Monday, August 1, 2016

[Review] Café Society


This year's Woody Allen film takes a dive into throwback-era Hollywood, and sees Adventureland co-stars Jesse Eisenberg and Kristen Stewart reuniting for the third time. Café Society is light, charming, and fluffy stuff that also looks glamorous.

1930s. Bobby (Eisenberg) travels from the Bronx to Hollywood, in hopes to break into the entertainment industry with some help from his hotshot agent uncle (Steve Carell). In the process, Bobby falls for the company's secretary and aspiring actress, Vonnie (Stewart). Starry-eyed melodrama ensues, a sticky love triangle forms, and there's even some Goodfellas-lite mafia activity.

The setting and story is indeed remarkably familiar territory, but this is still an enjoyable romp.

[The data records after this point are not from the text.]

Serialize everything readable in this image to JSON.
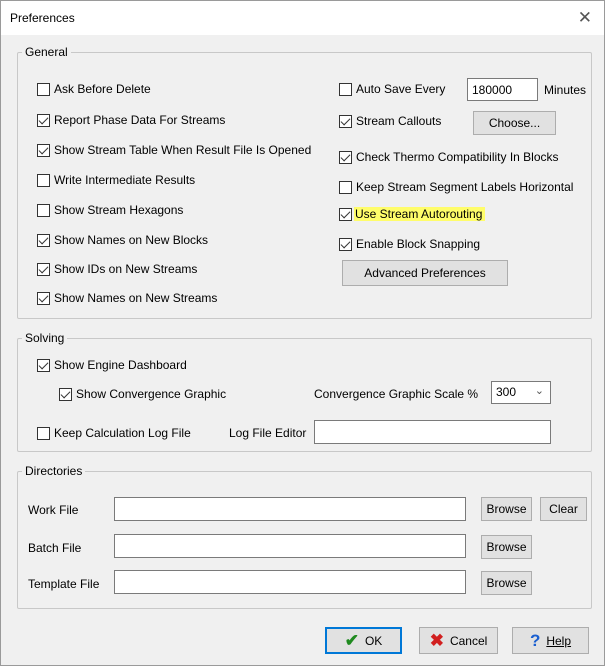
{
  "window": {
    "title": "Preferences",
    "close_glyph": "✕"
  },
  "general": {
    "legend": "General",
    "left_items": [
      {
        "label": "Ask Before Delete",
        "checked": false
      },
      {
        "label": "Report Phase Data For Streams",
        "checked": true
      },
      {
        "label": "Show Stream Table When Result File Is Opened",
        "checked": true
      },
      {
        "label": "Write Intermediate Results",
        "checked": false
      },
      {
        "label": "Show Stream Hexagons",
        "checked": false
      },
      {
        "label": "Show Names on New Blocks",
        "checked": true
      },
      {
        "label": "Show IDs on New Streams",
        "checked": true
      },
      {
        "label": "Show Names on New Streams",
        "checked": true
      }
    ],
    "auto_save": {
      "label": "Auto Save Every",
      "checked": false,
      "value": "180000",
      "unit": "Minutes"
    },
    "stream_callouts": {
      "label": "Stream Callouts",
      "checked": true,
      "button": "Choose..."
    },
    "check_thermo": {
      "label": "Check Thermo Compatibility In Blocks",
      "checked": true
    },
    "keep_labels": {
      "label": "Keep Stream Segment Labels Horizontal",
      "checked": false
    },
    "autorouting": {
      "label": "Use Stream Autorouting",
      "checked": true,
      "highlight_color": "#fffd6a"
    },
    "block_snapping": {
      "label": "Enable Block Snapping",
      "checked": true
    },
    "advanced_button": "Advanced Preferences"
  },
  "solving": {
    "legend": "Solving",
    "engine_dashboard": {
      "label": "Show Engine Dashboard",
      "checked": true
    },
    "convergence_graphic": {
      "label": "Show Convergence Graphic",
      "checked": true
    },
    "scale_label": "Convergence Graphic Scale %",
    "scale_value": "300",
    "keep_log": {
      "label": "Keep Calculation Log File",
      "checked": false
    },
    "log_editor_label": "Log File Editor",
    "log_editor_value": ""
  },
  "directories": {
    "legend": "Directories",
    "work_label": "Work File",
    "work_value": "",
    "batch_label": "Batch File",
    "batch_value": "",
    "template_label": "Template File",
    "template_value": "",
    "browse": "Browse",
    "clear": "Clear"
  },
  "footer": {
    "ok": "OK",
    "cancel": "Cancel",
    "help": "Help",
    "ok_icon_color": "#1f8a1f",
    "cancel_icon_color": "#d11f1f",
    "help_icon_color": "#1a5fd0"
  }
}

As you'd expect, the script is sharp and talky--containing bundles of Tinseltown lingo, chuckle-worthy exchanges, and juicily awkward moments. The film's refreshingly vintage period detail is showcased with a fittingly polished sheen under glitzy, flattering light. The tone is drenched in nostalgia, similar to the way that Midnight in Paris captured old Paris.

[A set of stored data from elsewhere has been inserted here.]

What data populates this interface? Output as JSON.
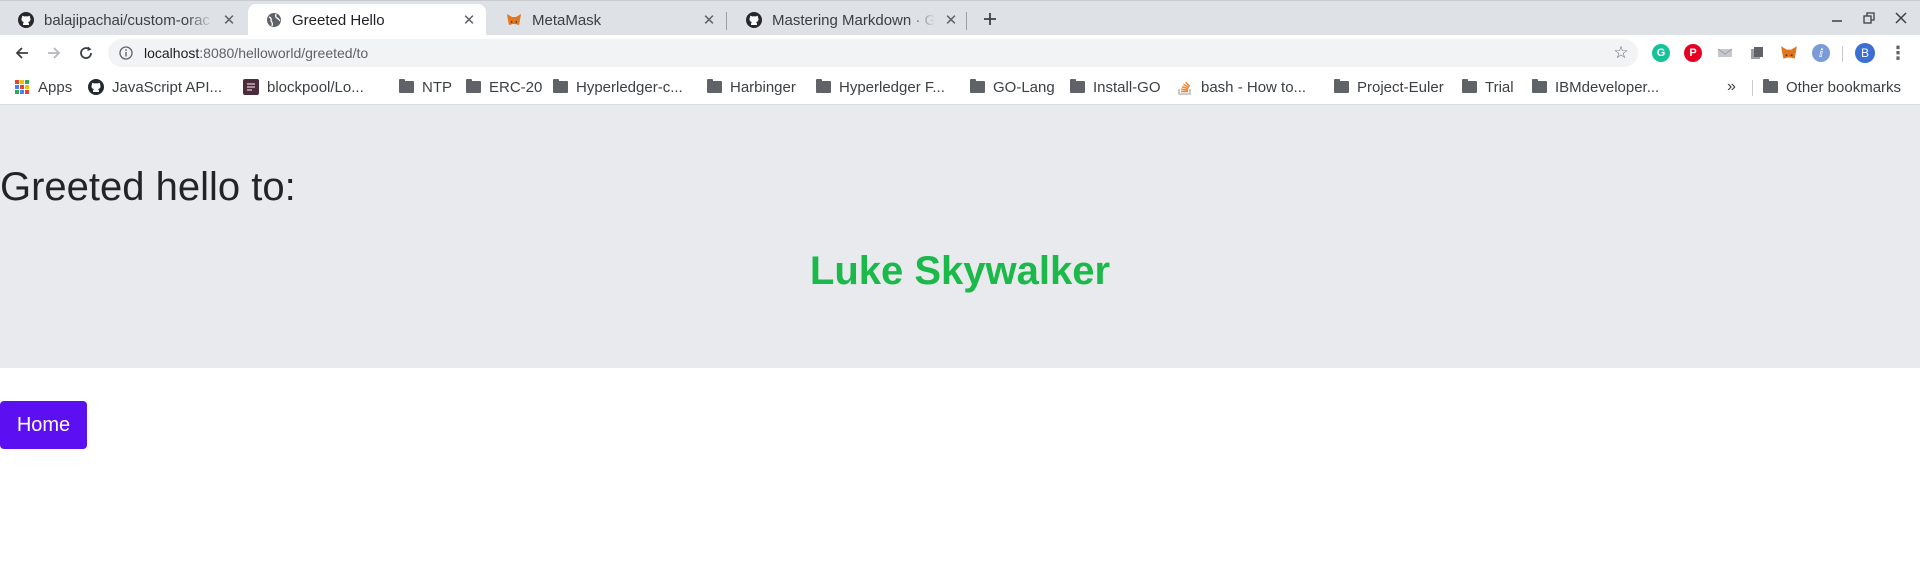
{
  "browser": {
    "tabs": [
      {
        "title": "balajipachai/custom-orac",
        "icon": "github-icon",
        "active": false
      },
      {
        "title": "Greeted Hello",
        "icon": "globe-icon",
        "active": true
      },
      {
        "title": "MetaMask",
        "icon": "metamask-fox-icon",
        "active": false
      },
      {
        "title": "Mastering Markdown · Git",
        "icon": "github-icon",
        "active": false
      }
    ],
    "url": {
      "host": "localhost",
      "path": ":8080/helloworld/greeted/to"
    },
    "avatar_letter": "B",
    "extensions": [
      "grammarly-icon",
      "pinterest-icon",
      "extension-icon",
      "extension-icon",
      "metamask-fox-icon",
      "extension-icon"
    ],
    "bookmarks": [
      {
        "label": "Apps",
        "icon": "apps-grid-icon"
      },
      {
        "label": "JavaScript API...",
        "icon": "github-icon"
      },
      {
        "label": "blockpool/Lo...",
        "icon": "blockpool-icon"
      },
      {
        "label": "NTP",
        "icon": "folder-icon"
      },
      {
        "label": "ERC-20",
        "icon": "folder-icon"
      },
      {
        "label": "Hyperledger-c...",
        "icon": "folder-icon"
      },
      {
        "label": "Harbinger",
        "icon": "folder-icon"
      },
      {
        "label": "Hyperledger F...",
        "icon": "folder-icon"
      },
      {
        "label": "GO-Lang",
        "icon": "folder-icon"
      },
      {
        "label": "Install-GO",
        "icon": "folder-icon"
      },
      {
        "label": "bash - How to...",
        "icon": "stackoverflow-icon"
      },
      {
        "label": "Project-Euler",
        "icon": "folder-icon"
      },
      {
        "label": "Trial",
        "icon": "folder-icon"
      },
      {
        "label": "IBMdeveloper...",
        "icon": "folder-icon"
      }
    ],
    "more_bookmarks": "»",
    "other_bookmarks": "Other bookmarks"
  },
  "page": {
    "heading": "Greeted hello to:",
    "name": "Luke Skywalker",
    "home_button": "Home"
  },
  "colors": {
    "name": "#1bb84a",
    "home_button": "#5c0ff0",
    "jumbotron": "#e9eaee"
  }
}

The performances are great across the board. Jesse Eisenberg thrives within the Woody Allen aesthetic. Kristen Stewart is stellar with her alluring expressions (I think a lot of people are still sleeping on her post-Twilight talents). Steve Carell continues to transform into a serious chameleon. I also had to fist pump when Tony Sirico aka Paulie Walnuts from "The Sopranos" made a brief appearance.

About midway through, there's a turning point where Café Society loses most of its conflict and intrigue. It's still watchable, but it goes through a period of meandering before it picks back up during the final act. The payoff and conclusion might underwhelm some audiences, but it's consistent with the film's straightforward themes: People change. Places change. But some feelings never die.